One of the first points Eliezer makes in "Value is Fragile" is that we almost certainly create paperclip generators if we take our hand of the steering wheel.  One of the things that is special about humans is that some claim that the human brain is the most complex structure in the universe -- i.e. the opposite of entropy.   Is the pursuit of complexity itself a goal (an "alignment"?) that by definition protects against entropy?

I grant that this may be a naïve thought, but I wonder -- if things that are not paperclip generators are so hard to come by -- how humans and all of the other complex structures that we know of in the universe arose at all....

comment by the gears to ascension (lahwran) · 2023-02-02T23:01:33.271Z · LW(p) · GW(p)

I do think so, yeah. Here are some links to some stuff I and others have said; It's taking me enough time to choose this list of links that I'm not going to spend much time summarizing them unless your reply indicates that you're stuck on understanding them. But feel free to say so if that's the case and I'll see what I can do. Note that for all of these, I browsed and skimmed enough to feel that I was linking something relevant, but consider these to be human-grade semantic search results (I used several semantic search engines as seed, actually), so not necessarily guaranteed to be what you seek.

Some comments where I claim without evidence things that seem related to your question

comment by DragonGod · 2023-02-03T12:54:29.584Z · LW(p) · GW(p)

This question is incoherent in my ontology.

Morality wrt the perspective of the earth or universe is undefined.

The evolution of humans from apes was good by human values and perhaps bad by ape values.

It has no independent moral value.

AI takeover would be bad by human values.

Replies from: lahwran
comment by the gears to ascension (lahwran) · 2023-02-03T20:31:07.478Z · LW(p) · GW(p)

Strongly disagree - we're still apes, and as long as we survive, we are a good outcome for the values of our ancestors. Our competing species cousins are probably quite salty at us, but we've done well by the standards of our pre-human forbears.

comment by JBlack · 2023-02-03T00:54:47.978Z · LW(p) · GW(p)

Would the pre-human apes as a class, if somehow given enough intelligence to understand the question, have endorsed their own great^n-grandchildren from developing human intelligence? Yes, I think so. I'm pretty sure that if you extrapolated their values to more capable intelligence, it would generally include greater capability of their own descendants in many ways.

Would they endorse what we have done with it?
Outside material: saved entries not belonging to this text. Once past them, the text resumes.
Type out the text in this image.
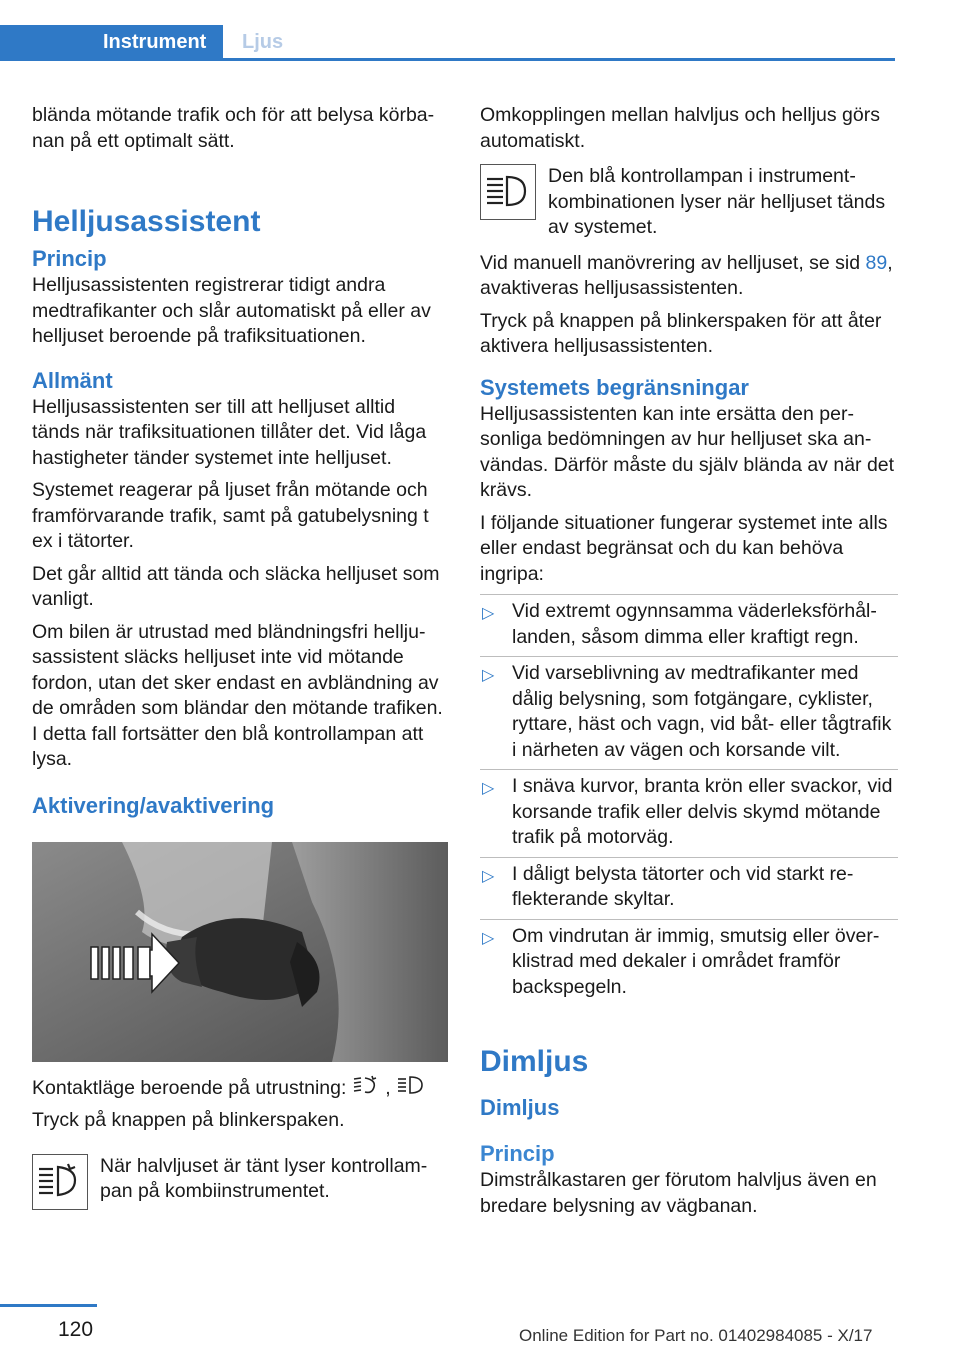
Instrument Ljus

blända mötande trafik och för att belysa körbanan på ett optimalt sätt.

Helljusassistent
Princip

Helljusassistenten registrerar tidigt andra medtrafikanter och slår automatiskt på eller av helljuset beroende på trafiksituationen.

Allmänt

Helljusassistenten ser till att helljuset alltid tänds när trafiksituationen tillåter det. Vid låga hastigheter tänder systemet inte helljuset.

Systemet reagerar på ljuset från mötande och framförvarande trafik, samt på gatubelysning t ex i tätorter.

Det går alltid att tända och släcka helljuset som vanligt.

Om bilen är utrustad med bländningsfri helljusassistent släcks helljuset inte vid mötande fordon, utan det sker endast en avbländning av de områden som bländar den mötande trafiken. I detta fall fortsätter den blå kontrollampan att lysa.

Aktivering/avaktivering

Kontaktläge beroende på utrustning: ,

Tryck på knappen på blinkerspaken.

När halvljuset är tänt lyser kontrollampan på kombiinstrumentet.

Omkopplingen mellan halvljus och helljus görs automatiskt.

Den blå kontrollampan i instrumentkombinationen lyser när helljuset tänds av systemet.

Vid manuell manövrering av helljuset, se sid 89, avaktiveras helljusassistenten.

Tryck på knappen på blinkerspaken för att åter aktivera helljusassistenten.

Systemets begränsningar

Helljusassistenten kan inte ersätta den personliga bedömningen av hur helljuset ska användas. Därför måste du själv blända av när det krävs.

I följande situationer fungerar systemet inte alls eller endast begränsat och du kan behöva ingripa:

▷ Vid extremt ogynnsamma väderleksförhållanden, såsom dimma eller kraftigt regn.
▷ Vid varseblivning av medtrafikanter med dålig belysning, som fotgängare, cyklister, ryttare, häst och vagn, vid båt- eller tågtrafik i närheten av vägen och korsande vilt.
▷ I snäva kurvor, branta krön eller svackor, vid korsande trafik eller delvis skymd mötande trafik på motorväg.
▷ I dåligt belysta tätorter och vid starkt reflekterande skyltar.
▷ Om vindrutan är immig, smutsig eller överklistrad med dekaler i området framför backspegeln.
Dimljus
Dimljus
Princip

Dimstrålkastaren ger förutom halvljus även en bredare belysning av vägbanan.

120	Online Edition for Part no. 01402984085 - X/17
I'm not even sure whether the question is meaningful, since it depends much more strongly upon what extrapolated values and reasoning processes you sneak in to the "somehow given enough intelligence". There may be plenty of other aspects of human biological and cultural development that they may not have endorsed.

Would animals outside the human roots of ancestry have endorsed any of it at all? I'd guess very likely not, considering what's happening to most of their descendants. Looked at from the point of view of "good for the Earth", I'm not even sure what the question means. The Earth itself is a huge ball of inanimate rocks. From the point of view of most species on it, the development of human intelligence has been a catastrophic mass of extinctions. Have we even affected the Universe beyond Earth in any salient manner? What sort of thing qualifies as good (or bad) for the universe anyway?

One thing does seem fairly likely: my belief is that in the event that AI does lead to human extinction, then it would very likely also lead to the extinction of every other form of life on Earth and probably a long way beyond. This makes the question much less human-centric, and seems to address many of your questions.

Possibly the only being(s) that would think it a good thing would be the AI itself/themselves - and it's not even known whether they will have any values. Even if they do, we can have no idea what they will be. It's possible to imagine an entity that experiences its own existence with loathing and/or suffering in other ways, but can't or won't suicide regardless of that for other reasons.